Megan Casey, Editor-in-Chief

Green Grens is currently working toward raising awareness on the harmful effects the people of Flint, Michigan, are experiencing after their drinking water supply changed in 2014.

This change to Flint River water did not include the necessary additive of a chemical that prevents the corrosion of lead pipes, so for well over a year now, residents of Flint have been drinking water with high lead levels.

The incidence of elevated blood lead levels among Flint children under age 5 nearly doubled from 2.1 percent to 4 percent, according to research led by Dr. Mona Hanna-Attisha at the Hurley Medical Center.

Lead destroys nerve cells, and the brain damage caused by lead poisoning is irreversible.

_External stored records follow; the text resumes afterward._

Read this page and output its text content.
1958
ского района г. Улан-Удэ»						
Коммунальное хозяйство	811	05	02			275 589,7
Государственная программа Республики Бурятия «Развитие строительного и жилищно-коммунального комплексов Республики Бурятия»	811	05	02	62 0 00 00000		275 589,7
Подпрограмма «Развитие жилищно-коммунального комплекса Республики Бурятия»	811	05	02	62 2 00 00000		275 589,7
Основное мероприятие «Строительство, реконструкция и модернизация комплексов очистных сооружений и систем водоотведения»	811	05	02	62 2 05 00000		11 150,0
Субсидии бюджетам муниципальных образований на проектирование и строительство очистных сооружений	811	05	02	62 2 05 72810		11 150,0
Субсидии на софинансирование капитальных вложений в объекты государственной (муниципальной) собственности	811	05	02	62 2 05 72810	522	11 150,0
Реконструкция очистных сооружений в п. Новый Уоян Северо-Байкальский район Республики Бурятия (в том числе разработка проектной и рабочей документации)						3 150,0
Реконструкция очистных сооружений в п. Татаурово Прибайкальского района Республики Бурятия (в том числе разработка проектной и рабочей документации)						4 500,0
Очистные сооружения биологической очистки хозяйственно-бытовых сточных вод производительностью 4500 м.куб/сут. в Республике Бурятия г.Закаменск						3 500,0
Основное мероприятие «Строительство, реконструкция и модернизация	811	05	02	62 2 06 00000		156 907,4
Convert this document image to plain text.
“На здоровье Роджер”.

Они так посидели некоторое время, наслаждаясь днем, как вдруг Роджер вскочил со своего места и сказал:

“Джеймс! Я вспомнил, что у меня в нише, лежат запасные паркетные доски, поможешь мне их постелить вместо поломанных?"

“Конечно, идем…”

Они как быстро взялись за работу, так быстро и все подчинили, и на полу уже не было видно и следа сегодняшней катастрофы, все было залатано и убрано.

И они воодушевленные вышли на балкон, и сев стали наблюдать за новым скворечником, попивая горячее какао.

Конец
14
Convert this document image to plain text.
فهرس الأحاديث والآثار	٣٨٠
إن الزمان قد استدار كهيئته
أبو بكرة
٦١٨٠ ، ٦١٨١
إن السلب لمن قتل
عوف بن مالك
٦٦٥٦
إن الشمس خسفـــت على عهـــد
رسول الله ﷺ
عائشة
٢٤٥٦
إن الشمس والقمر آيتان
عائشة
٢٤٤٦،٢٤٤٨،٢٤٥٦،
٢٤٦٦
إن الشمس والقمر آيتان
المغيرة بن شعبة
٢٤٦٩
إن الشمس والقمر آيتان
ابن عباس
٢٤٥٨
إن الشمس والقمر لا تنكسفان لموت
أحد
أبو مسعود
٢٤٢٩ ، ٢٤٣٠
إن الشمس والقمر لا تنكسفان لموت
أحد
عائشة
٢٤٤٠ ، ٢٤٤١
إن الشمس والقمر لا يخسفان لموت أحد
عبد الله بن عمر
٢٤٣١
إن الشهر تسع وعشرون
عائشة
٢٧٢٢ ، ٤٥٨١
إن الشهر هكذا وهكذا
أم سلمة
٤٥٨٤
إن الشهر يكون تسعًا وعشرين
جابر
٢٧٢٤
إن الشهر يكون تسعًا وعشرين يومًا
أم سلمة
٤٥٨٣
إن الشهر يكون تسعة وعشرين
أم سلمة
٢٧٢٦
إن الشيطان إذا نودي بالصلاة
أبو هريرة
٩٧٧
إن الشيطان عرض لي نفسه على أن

A Flint pediatrician who conducted widespread blood testing in Flint children for lead levels helped bring this tragedy to public attention, and she has been put in charge of overseeing the programs the children will need for years such as physical therapy, occupational therapy, speech-language services, regular blood testing and nutritional supplementation.

Green Grens plans on raising money during lunch periods to donate to the people of Flint, Michigan.

“Ms. [Eleanor] Pattie brought this to the attention of her science classes and they raised almost $80. That’s going to be added to what Green Grens raises. I thought that was extraordinary what she and her students did,” EGHS Counselor Steve Gordon said.

Gordon hopes that Green Grens will be able to get everyone to participate to support those people whose lives were forever altered.

“The quality of their lives will be very much worse as a result of the fact that they did something we all take for granted multiple times a day which is just to drink water. The fact that it is only happening a few hundred miles away in an American city like this is not a third world nation.This is the United States. This should not be happening,” Gordon said.